Orchids are a gateway to botanical obsession. People who are otherwise uninterested in nature are often, inexplicably drawn to orchids, in all their bizarre forms. Orchids captured my attention at a young age, when my interest in birds and dinosaurs shifted quickly to plants after meeting and growing my very first potted tropical orchid.
I’ve heard similar stories, from orchids lovers, fern aficionados and self-proclaimed “sedge heads”. After connecting with a plant, you’re never quite the same, and people will spend a lot of energy feeding these botanical obsessions.
This spring I was lucky enough to return to the Bruce Peninsula, the Orchid Capitol of Ontario, though it seemed like the whole world was there to do exactly what I was there to do— photograph the rare Calypso bulbosa.
Nowhere else does eco-tourism feel so much like spiritual worship than where you’re at the site of a rare orchid in bloom. A lineup forms, the hemlock trees serving as bouncers, as small groups ascend and kneel below the diminutive blossom of Calypso.
The Calypso is a liar. In addition to luring people to them, they also lure pollinators to them. Although the bottom lip appears to be covered in pollen and dripping with nectar, this orchid does not offer a reward, and so relies on the naivety of newly emerged spring bees, who have net yet been tricked by the Calypso flower.
Calypso bulbosa grow on Flower Pot Island in amongst large swathes of blooming Polygala paucifolia. There is no mistaking the fact that the flowers of Polygala resemble those of the Calypso, but with a real nectar reward for visiting pollinators.
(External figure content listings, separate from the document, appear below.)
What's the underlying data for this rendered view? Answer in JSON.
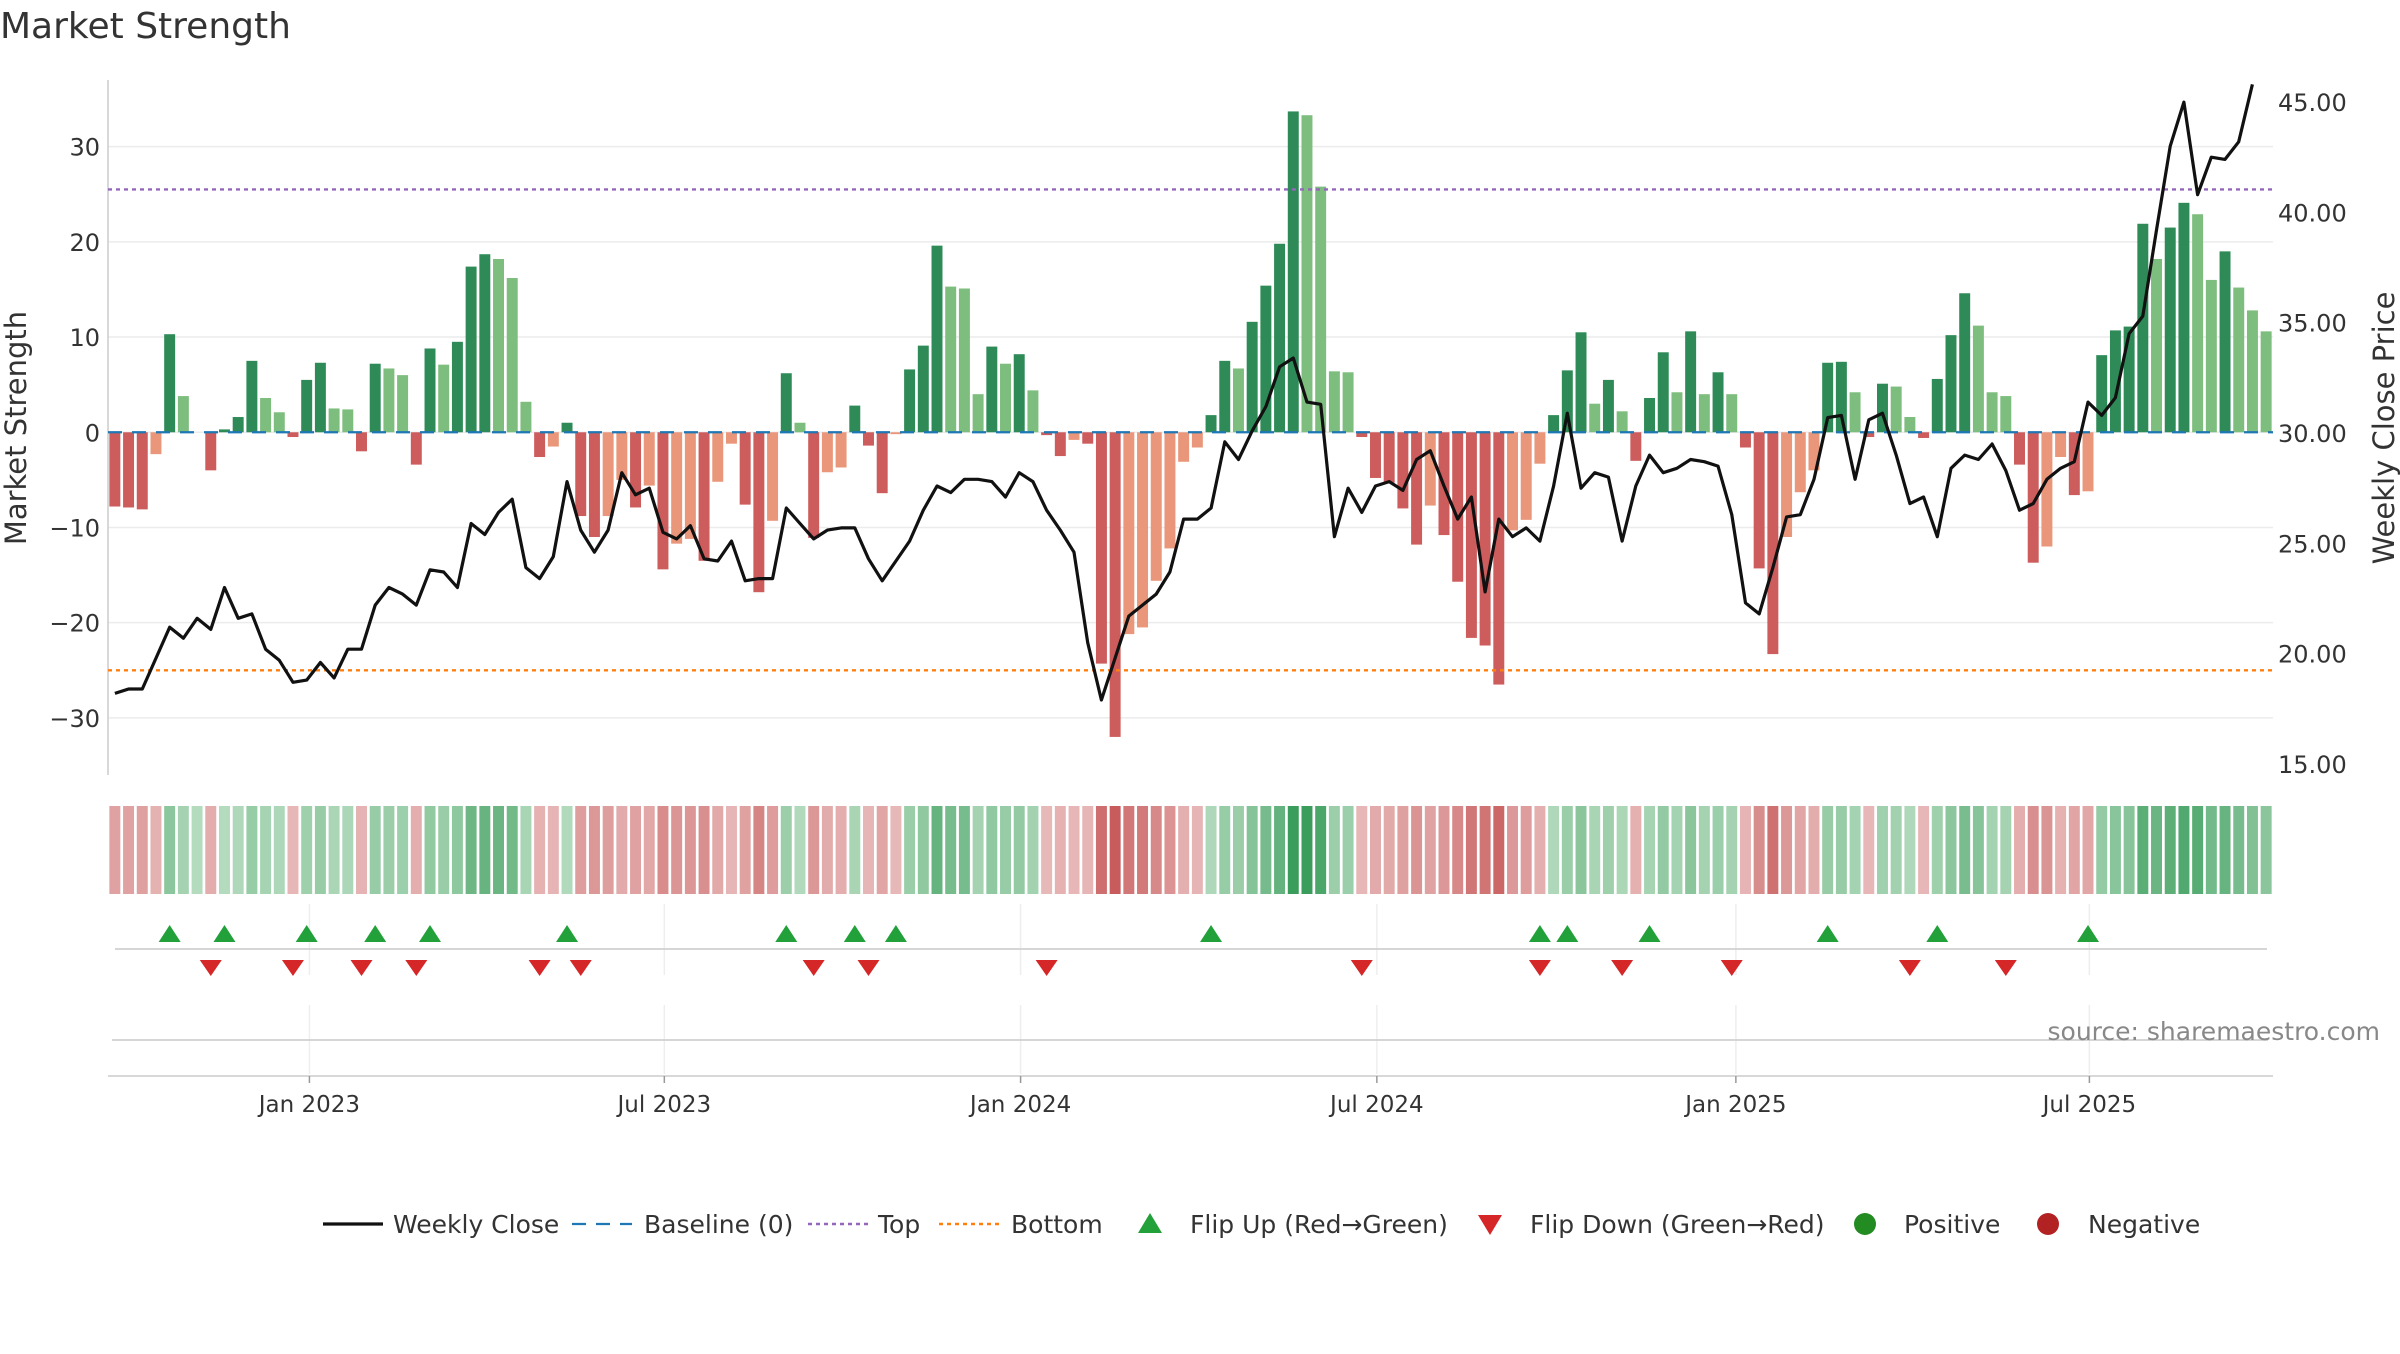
{
  "chart_data": {
    "type": "bar+line",
    "title": "Market Strength",
    "ylabel": "Market Strength",
    "y2label": "Weekly Close Price",
    "ylim": [
      -36,
      37
    ],
    "y2lim": [
      14.5,
      46.0
    ],
    "yticks": [
      -30,
      -20,
      -10,
      0,
      10,
      20,
      30
    ],
    "y2ticks": [
      "15.00",
      "20.00",
      "25.00",
      "30.00",
      "35.00",
      "40.00",
      "45.00"
    ],
    "top_line": 25.5,
    "bottom_line": -25,
    "x_labels": [
      "Jan 2023",
      "Jul 2023",
      "Jan 2024",
      "Jul 2024",
      "Jan 2025",
      "Jul 2025"
    ],
    "x_label_weeks": [
      14.7,
      40.6,
      66.6,
      92.6,
      118.8,
      144.6
    ],
    "strength": [
      -7.8,
      -7.9,
      -8.1,
      -2.3,
      10.3,
      3.8,
      0,
      -4.0,
      0.3,
      1.6,
      7.5,
      3.6,
      2.1,
      -0.5,
      5.5,
      7.3,
      2.5,
      2.4,
      -2.0,
      7.2,
      6.7,
      6.0,
      -3.4,
      8.8,
      7.1,
      9.5,
      17.4,
      18.7,
      18.2,
      16.2,
      3.2,
      -2.6,
      -1.5,
      1.0,
      -8.8,
      -11.0,
      -8.8,
      -5.0,
      -7.9,
      -5.6,
      -14.4,
      -11.7,
      -11.2,
      -13.5,
      -5.2,
      -1.2,
      -7.6,
      -16.8,
      -9.3,
      6.2,
      1.0,
      -11.1,
      -4.2,
      -3.7,
      2.8,
      -1.4,
      -6.4,
      -0.2,
      6.6,
      9.1,
      19.6,
      15.3,
      15.1,
      4.0,
      9.0,
      7.2,
      8.2,
      4.4,
      -0.3,
      -2.5,
      -0.8,
      -1.2,
      -24.3,
      -32.0,
      -21.2,
      -20.5,
      -15.6,
      -12.2,
      -3.1,
      -1.6,
      1.8,
      7.5,
      6.7,
      11.6,
      15.4,
      19.8,
      33.7,
      33.3,
      25.8,
      6.4,
      6.3,
      -0.5,
      -4.8,
      -5.3,
      -8.0,
      -11.8,
      -7.7,
      -10.8,
      -15.7,
      -21.6,
      -22.4,
      -26.5,
      -10.3,
      -9.2,
      -3.3,
      1.8,
      6.5,
      10.5,
      3.0,
      5.5,
      2.2,
      -3.0,
      3.6,
      8.4,
      4.2,
      10.6,
      4.0,
      6.3,
      4.0,
      -1.6,
      -14.3,
      -23.3,
      -11.0,
      -6.3,
      -4.0,
      7.3,
      7.4,
      4.2,
      -0.5,
      5.1,
      4.8,
      1.6,
      -0.6,
      5.6,
      10.2,
      14.6,
      11.2,
      4.2,
      3.8,
      -3.4,
      -13.7,
      -12.0,
      -2.6,
      -6.6,
      -6.2,
      8.1,
      10.7,
      11.1,
      21.9,
      18.2,
      21.5,
      24.1,
      22.9,
      16.0,
      19.0,
      15.2,
      12.8,
      10.6
    ],
    "weekly_close": [
      18.2,
      18.4,
      18.4,
      19.8,
      21.2,
      20.7,
      21.6,
      21.1,
      23.0,
      21.6,
      21.8,
      20.2,
      19.7,
      18.7,
      18.8,
      19.6,
      18.9,
      20.2,
      20.2,
      22.2,
      23.0,
      22.7,
      22.2,
      23.8,
      23.7,
      23.0,
      25.9,
      25.4,
      26.4,
      27.0,
      23.9,
      23.4,
      24.4,
      27.8,
      25.6,
      24.6,
      25.6,
      28.2,
      27.2,
      27.5,
      25.5,
      25.2,
      25.8,
      24.3,
      24.2,
      25.1,
      23.3,
      23.4,
      23.4,
      26.6,
      25.9,
      25.2,
      25.6,
      25.7,
      25.7,
      24.3,
      23.3,
      24.2,
      25.1,
      26.5,
      27.6,
      27.3,
      27.9,
      27.9,
      27.8,
      27.1,
      28.2,
      27.8,
      26.5,
      25.6,
      24.6,
      20.5,
      17.9,
      19.8,
      21.7,
      22.2,
      22.7,
      23.7,
      26.1,
      26.1,
      26.6,
      29.6,
      28.8,
      30.1,
      31.2,
      33.0,
      33.4,
      31.4,
      31.3,
      25.3,
      27.5,
      26.4,
      27.6,
      27.8,
      27.4,
      28.8,
      29.2,
      27.6,
      26.1,
      27.1,
      22.8,
      26.1,
      25.3,
      25.7,
      25.1,
      27.6,
      30.9,
      27.5,
      28.2,
      28.0,
      25.1,
      27.6,
      29.0,
      28.2,
      28.4,
      28.8,
      28.7,
      28.5,
      26.3,
      22.3,
      21.8,
      23.9,
      26.2,
      26.3,
      27.9,
      30.7,
      30.8,
      27.9,
      30.6,
      30.9,
      29.0,
      26.8,
      27.1,
      25.3,
      28.4,
      29.0,
      28.8,
      29.5,
      28.3,
      26.5,
      26.8,
      27.9,
      28.4,
      28.7,
      31.4,
      30.8,
      31.6,
      34.5,
      35.3,
      39.2,
      43.0,
      45.0,
      40.8,
      42.5,
      42.4,
      43.2,
      45.8
    ],
    "flip_up_weeks": [
      4,
      8,
      14,
      19,
      23,
      33,
      49,
      54,
      57,
      80,
      104,
      106,
      112,
      125,
      133,
      144
    ],
    "flip_down_weeks": [
      7,
      13,
      18,
      22,
      31,
      34,
      51,
      55,
      68,
      91,
      104,
      110,
      118,
      131,
      138
    ],
    "series": [
      "Weekly Close",
      "Baseline (0)",
      "Top",
      "Bottom",
      "Flip Up (Red→Green)",
      "Flip Down (Green→Red)",
      "Positive",
      "Negative"
    ]
  },
  "source_text": "source: sharemaestro.com",
  "colors": {
    "pos_dark": "#2e8b57",
    "pos_light": "#7dbd7d",
    "neg_dark": "#cd5c5c",
    "neg_light": "#e9967a",
    "top": "#9467bd",
    "bottom": "#ff7f0e",
    "baseline": "#1f77b4",
    "line": "#111111",
    "flip_up": "#22a03a",
    "flip_down": "#d62728",
    "legend_pos": "#228b22",
    "legend_neg": "#b22222"
  }
}
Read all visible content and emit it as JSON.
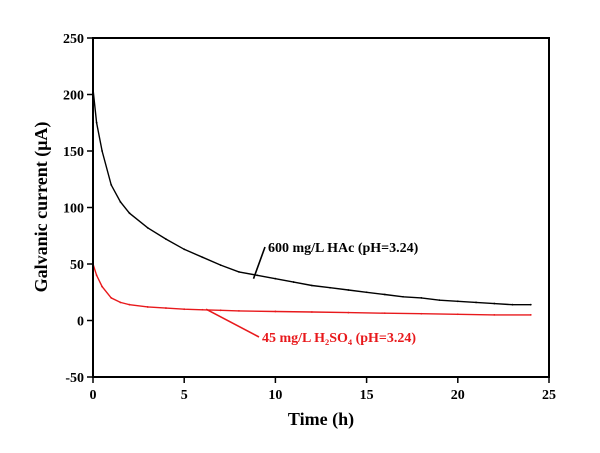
{
  "chart_data": {
    "type": "line",
    "title": "",
    "xlabel": "Time (h)",
    "ylabel": "Galvanic current (μA)",
    "xlim": [
      0,
      25
    ],
    "ylim": [
      -50,
      250
    ],
    "xticks": [
      0,
      5,
      10,
      15,
      20,
      25
    ],
    "yticks": [
      -50,
      0,
      50,
      100,
      150,
      200,
      250
    ],
    "grid": false,
    "series": [
      {
        "name": "600 mg/L HAc (pH=3.24)",
        "color": "#000000",
        "x": [
          0,
          0.2,
          0.5,
          1,
          1.5,
          2,
          3,
          4,
          5,
          6,
          7,
          8,
          9,
          10,
          11,
          12,
          13,
          14,
          15,
          16,
          17,
          18,
          19,
          20,
          21,
          22,
          23,
          24
        ],
        "y": [
          205,
          175,
          150,
          120,
          105,
          95,
          82,
          72,
          63,
          56,
          49,
          43,
          40,
          37,
          34,
          31,
          29,
          27,
          25,
          23,
          21,
          20,
          18,
          17,
          16,
          15,
          14,
          14
        ]
      },
      {
        "name": "45 mg/L H₂SO₄ (pH=3.24)",
        "color": "#e8191c",
        "x": [
          0,
          0.2,
          0.5,
          1,
          1.5,
          2,
          3,
          4,
          5,
          6,
          7,
          8,
          10,
          12,
          14,
          16,
          18,
          20,
          22,
          24
        ],
        "y": [
          50,
          40,
          30,
          20,
          16,
          14,
          12,
          11,
          10,
          9.5,
          9,
          8.5,
          8,
          7.5,
          7,
          6.5,
          6,
          5.5,
          5,
          5
        ]
      }
    ],
    "annotations": [
      {
        "text": "600 mg/L HAc (pH=3.24)",
        "series": 0,
        "color": "#000000"
      },
      {
        "text": "45 mg/L H₂SO₄ (pH=3.24)",
        "series": 1,
        "color": "#e8191c"
      }
    ]
  }
}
You’d expect these plants would be too similar to coexist, and that they would compete for pollinators. However, since pollination services are not finite resources, it is possible that the Polygala is actually facilitating pollination in Calypso. Since the more abundant Polygala puts on a more attractive show of flowers, and actually offers a reward, it is likely that Calypso is trying to piggy-back off of the attractive qualities of Polygala, without having to offer the same reward to its pollinator. Other rare plants are known to depend on nearby common plants to ensure adequate pollination. Plants like Polygala are often referred to as “magnet species” in this situation.
The orchid family is the second largest flowering plant family, with well over 20, 000 described species around. Forty-eight of them call the Bruce Peninsula home. Most orchids that are popular with home gardeners are tropical and often epiphytic (growing above the ground, usually on large trees or mossy rocks), but all of the orchids native to Ontario are terrestrial and often quite small.
Although we get a lot of requests for orchids, they are very tricky to grow from seed and do not transplant well. For those of you who cannot live without seeing one, I would suggest taking a trip up to Tobermory to connect with these special plants in their natural habitat. Other species to spot in the spring include the Rams Head Orchid (Cyprepedium arietinum), Heart Leaved Tway Blade (Listera cordata), Yellow Coral-Root (Corallorhiza triffida), Striped Coral Root (Corallorhiza striata), North Green Orchid (Platanthera aquilonis) and Hookers Orchid (Platanthera hookeri). Orchids cannot tolerate soil compaction, so remember to keep your distance and step softly.